Matching was by far the most difficult part for me. I couldn’t get my head around how our social worker would know if a child was right for us or not. How could she? She wasn’t us. But she did. Oh my goodness she did. Our daughter is a perfect match for us and our family.
Have you needed to access additional help and support from your agency since your child came home? If so, what and did it meet your needs?
No we haven’t yet.
What has been your best memory since your children came home?
So many. It took me a long time to love our eldest. I’ve written about how I felt here. So the moment I realised I loved her and she gave me the most amazing hug is probably my best memory.

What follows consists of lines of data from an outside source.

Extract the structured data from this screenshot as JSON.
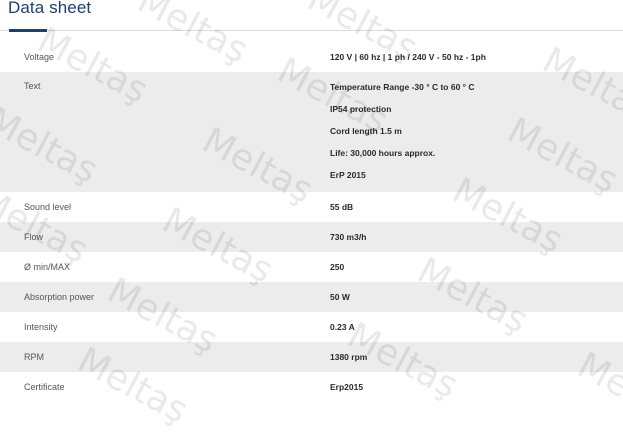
{
  "section": {
    "title": "Data sheet"
  },
  "specs": [
    {
      "key": "Voltage",
      "values": [
        "120 V | 60 hz | 1 ph / 240 V - 50 hz - 1ph"
      ]
    },
    {
      "key": "Text",
      "values": [
        "Temperature Range -30 ° C to 60 ° C",
        "IP54 protection",
        "Cord length 1.5 m",
        "Life: 30,000 hours approx.",
        "ErP 2015"
      ]
    },
    {
      "key": "Sound level",
      "values": [
        "55 dB"
      ]
    },
    {
      "key": "Flow",
      "values": [
        "730 m3/h"
      ]
    },
    {
      "key": "Ø min/MAX",
      "values": [
        "250"
      ]
    },
    {
      "key": "Absorption power",
      "values": [
        "50 W"
      ]
    },
    {
      "key": "Intensity",
      "values": [
        "0.23 A"
      ]
    },
    {
      "key": "RPM",
      "values": [
        "1380 rpm"
      ]
    },
    {
      "key": "Certificate",
      "values": [
        "Erp2015"
      ]
    }
  ],
  "watermark": {
    "text": "Meltaş"
  }
}
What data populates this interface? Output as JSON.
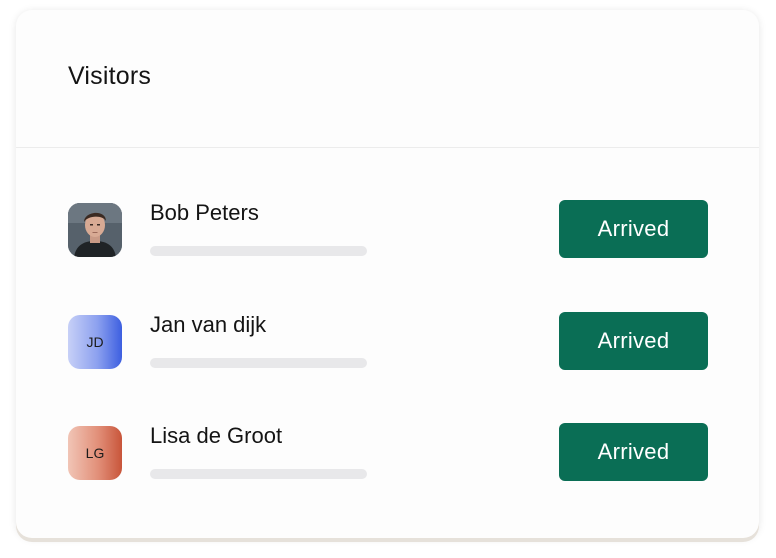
{
  "card": {
    "title": "Visitors"
  },
  "visitors": [
    {
      "name_first": "Bob Peters",
      "name_rest": "",
      "avatar": {
        "type": "photo",
        "icon": "person-photo-icon"
      },
      "status": "Arrived"
    },
    {
      "name_first": "Jan van dijk",
      "name_rest": "",
      "avatar": {
        "type": "initials",
        "initials": "JD",
        "gradient": [
          "#c7d0f7",
          "#3d5fe0"
        ]
      },
      "status": "Arrived"
    },
    {
      "name_first": "Lisa",
      "name_rest": " de Groot",
      "avatar": {
        "type": "initials",
        "initials": "LG",
        "gradient": [
          "#f1c5b6",
          "#c8553a"
        ]
      },
      "status": "Arrived"
    }
  ],
  "colors": {
    "status_button": "#0a6e55",
    "status_text": "#ffffff",
    "placeholder_bar": "#e8e8ea"
  }
}
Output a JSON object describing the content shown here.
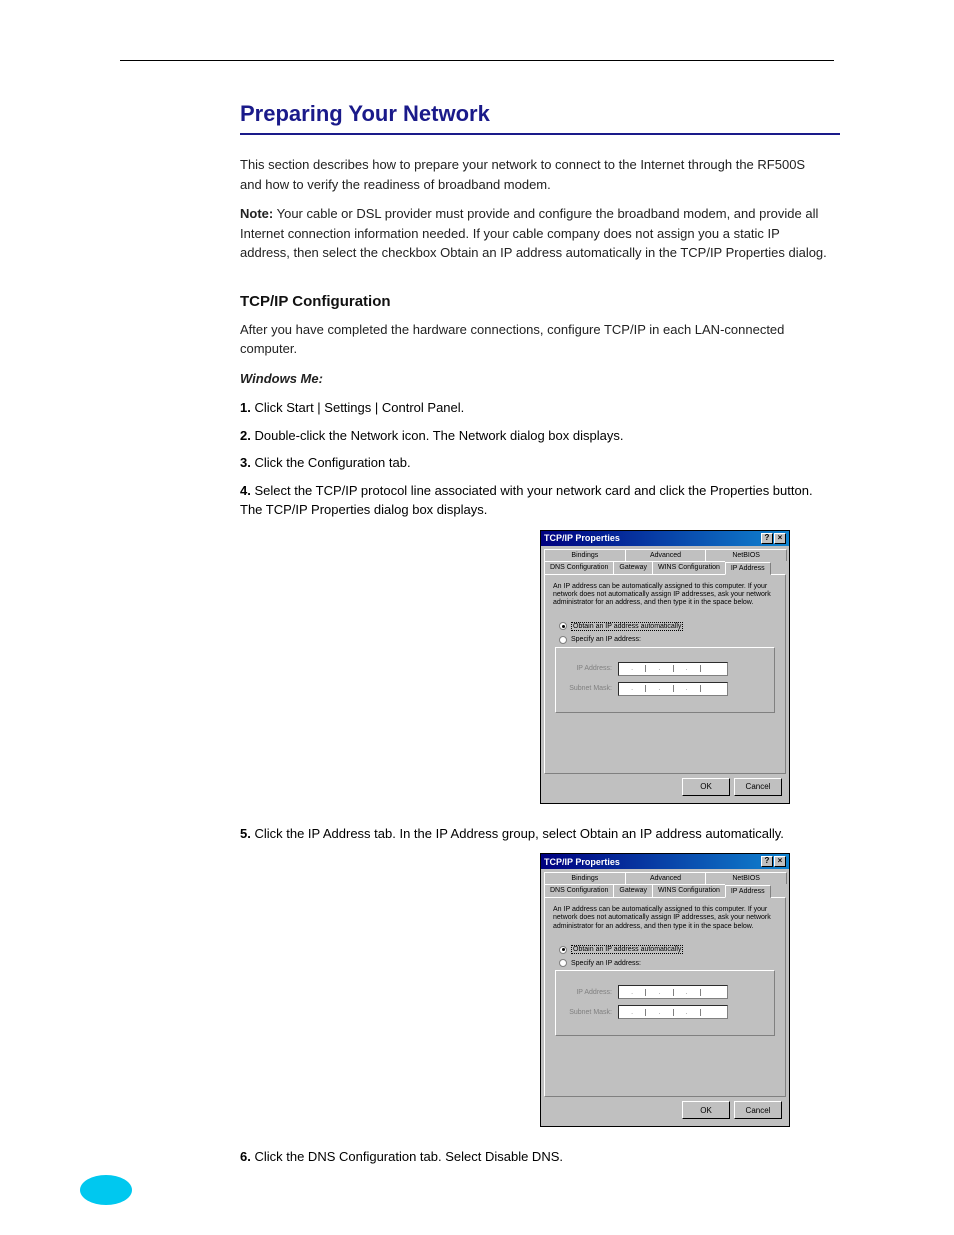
{
  "page": {
    "section_title": "Preparing Your Network",
    "intro_1": "This section describes how to prepare your network to connect to the Internet through the RF500S and how to verify the readiness of broadband modem.",
    "note_label": "Note:",
    "note_text": "Your cable or DSL provider must provide and configure the broadband modem, and provide all Internet connection information needed. If your cable company does not assign you a static IP address, then select the checkbox Obtain an IP address automatically in the TCP/IP Properties dialog.",
    "subhead": "TCP/IP Configuration",
    "subhead_text": "After you have completed the hardware connections, configure TCP/IP in each LAN-connected computer.",
    "winme_heading": "Windows Me:",
    "steps": [
      {
        "num": "1.",
        "text": "Click Start | Settings | Control Panel."
      },
      {
        "num": "2.",
        "text": "Double-click the Network icon. The Network dialog box displays."
      },
      {
        "num": "3.",
        "text": "Click the Configuration tab."
      },
      {
        "num": "4.",
        "text": "Select the TCP/IP protocol line associated with your network card and click the Properties button. The TCP/IP Properties dialog box displays."
      },
      {
        "num": "5.",
        "text": "Click the IP Address tab. In the IP Address group, select Obtain an IP address automatically."
      }
    ],
    "step6": {
      "num": "6.",
      "text": "Click the DNS Configuration tab. Select Disable DNS."
    }
  },
  "dialog": {
    "title": "TCP/IP Properties",
    "helpbtn": "?",
    "closebtn": "×",
    "tabs_top": [
      "Bindings",
      "Advanced",
      "NetBIOS"
    ],
    "tabs_bottom": [
      "DNS Configuration",
      "Gateway",
      "WINS Configuration",
      "IP Address"
    ],
    "help_text": "An IP address can be automatically assigned to this computer. If your network does not automatically assign IP addresses, ask your network administrator for an address, and then type it in the space below.",
    "radio_auto": "Obtain an IP address automatically",
    "radio_specify": "Specify an IP address:",
    "ip_label": "IP Address:",
    "mask_label": "Subnet Mask:",
    "ok": "OK",
    "cancel": "Cancel"
  }
}
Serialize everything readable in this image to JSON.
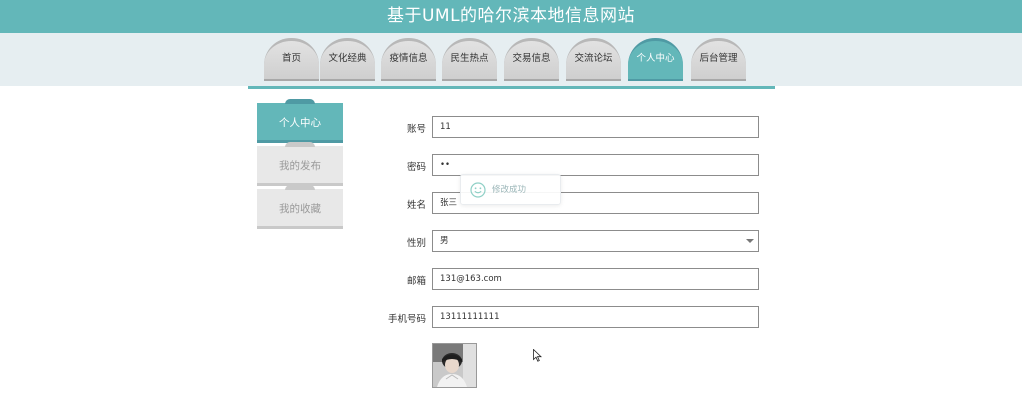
{
  "header": {
    "title": "基于UML的哈尔滨本地信息网站"
  },
  "nav": {
    "items": [
      {
        "label": "首页"
      },
      {
        "label": "文化经典"
      },
      {
        "label": "疫情信息"
      },
      {
        "label": "民生热点"
      },
      {
        "label": "交易信息"
      },
      {
        "label": "交流论坛"
      },
      {
        "label": "个人中心",
        "active": true
      },
      {
        "label": "后台管理"
      }
    ]
  },
  "sidebar": {
    "items": [
      {
        "label": "个人中心",
        "active": true
      },
      {
        "label": "我的发布"
      },
      {
        "label": "我的收藏"
      }
    ]
  },
  "form": {
    "account": {
      "label": "账号",
      "value": "11"
    },
    "password": {
      "label": "密码",
      "value": "••"
    },
    "name": {
      "label": "姓名",
      "value": "张三"
    },
    "gender": {
      "label": "性别",
      "value": "男"
    },
    "email": {
      "label": "邮箱",
      "value": "131@163.com"
    },
    "phone": {
      "label": "手机号码",
      "value": "13111111111"
    }
  },
  "toast": {
    "message": "修改成功"
  },
  "colors": {
    "accent": "#63b7b9",
    "accent_dark": "#4f9aa4",
    "nav_band": "#e6eef1",
    "tab_inactive": "#d8d8d8"
  },
  "icons": {
    "toast": "smile-icon",
    "select": "chevron-down-icon",
    "cursor": "mouse-pointer-icon"
  }
}
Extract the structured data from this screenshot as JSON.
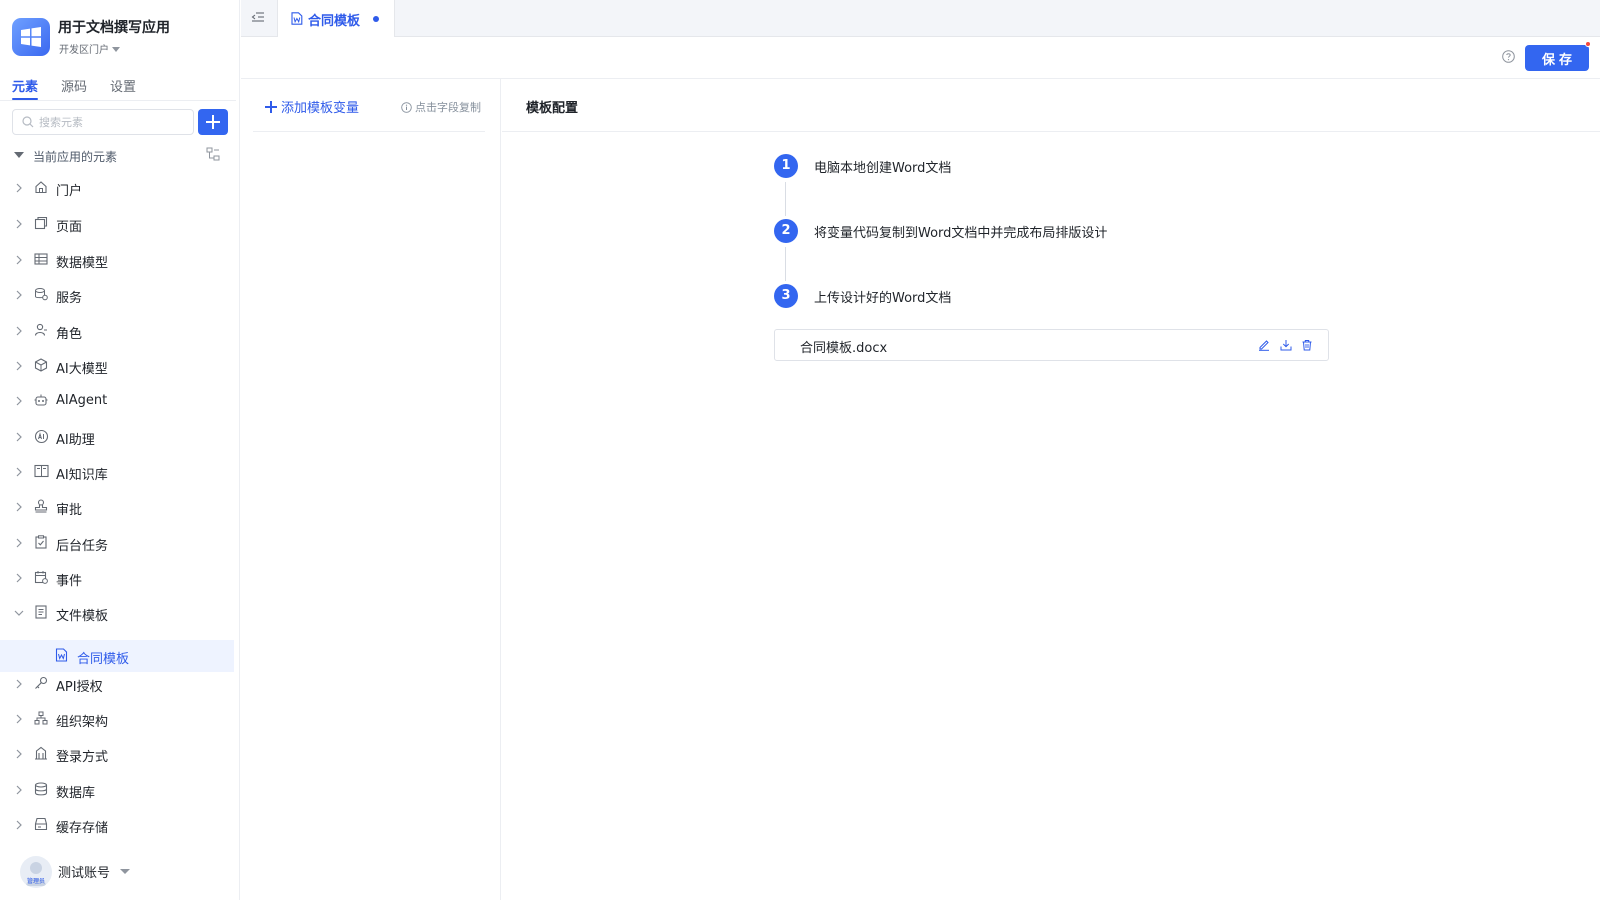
{
  "sidebar": {
    "app_title": "用于文档撰写应用",
    "portal_label": "开发区门户",
    "tabs": [
      "元素",
      "源码",
      "设置"
    ],
    "search_placeholder": "搜索元素",
    "section_label": "当前应用的元素",
    "items": [
      {
        "label": "门户",
        "icon": "home-icon"
      },
      {
        "label": "页面",
        "icon": "page-icon"
      },
      {
        "label": "数据模型",
        "icon": "table-icon"
      },
      {
        "label": "服务",
        "icon": "service-icon"
      },
      {
        "label": "角色",
        "icon": "role-icon"
      },
      {
        "label": "AI大模型",
        "icon": "cube-icon"
      },
      {
        "label": "AIAgent",
        "icon": "robot-icon"
      },
      {
        "label": "AI助理",
        "icon": "ai-icon"
      },
      {
        "label": "AI知识库",
        "icon": "book-icon"
      },
      {
        "label": "审批",
        "icon": "stamp-icon"
      },
      {
        "label": "后台任务",
        "icon": "task-icon"
      },
      {
        "label": "事件",
        "icon": "calendar-icon"
      },
      {
        "label": "文件模板",
        "icon": "doc-icon"
      },
      {
        "label": "合同模板",
        "icon": "word-icon"
      },
      {
        "label": "API授权",
        "icon": "key-icon"
      },
      {
        "label": "组织架构",
        "icon": "org-icon"
      },
      {
        "label": "登录方式",
        "icon": "bank-icon"
      },
      {
        "label": "数据库",
        "icon": "database-icon"
      },
      {
        "label": "缓存存储",
        "icon": "storage-icon"
      }
    ],
    "user": {
      "name": "测试账号",
      "badge": "管理员"
    }
  },
  "tabbar": {
    "active_tab": "合同模板"
  },
  "toolbar": {
    "save_label": "保存"
  },
  "variables": {
    "add_label": "添加模板变量",
    "copy_hint": "点击字段复制"
  },
  "config": {
    "title": "模板配置",
    "steps": [
      {
        "num": "1",
        "text": "电脑本地创建Word文档"
      },
      {
        "num": "2",
        "text": "将变量代码复制到Word文档中并完成布局排版设计"
      },
      {
        "num": "3",
        "text": "上传设计好的Word文档"
      }
    ],
    "file_name": "合同模板.docx"
  },
  "colors": {
    "accent": "#3366f0",
    "selected_bg": "#eef3ff",
    "unsaved_dot": "#f5483b"
  }
}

There have been so many amazing moments. But it’s the simple things that are etched in my memories. Things like our first trip to the beach as a family. Hearing both daughters laugh proper belly laughs for the first time. Seeing my husband’s face the first time we met both children. Seeing how he’s turned into the most amazing dad. Watching them all play together.
There was a time when I didn’t think any of that was possible. So seeing it now feels like such a privilege that we were chosen to be their parents.
If you could go back and have a conversation with yourself about the process before you started, what would you tell yourself?
To relax more. Trust that it will happen and that things happen in their own time. And when they do, the waiting and delays melt away from your memory. And suddenly everything will make sense.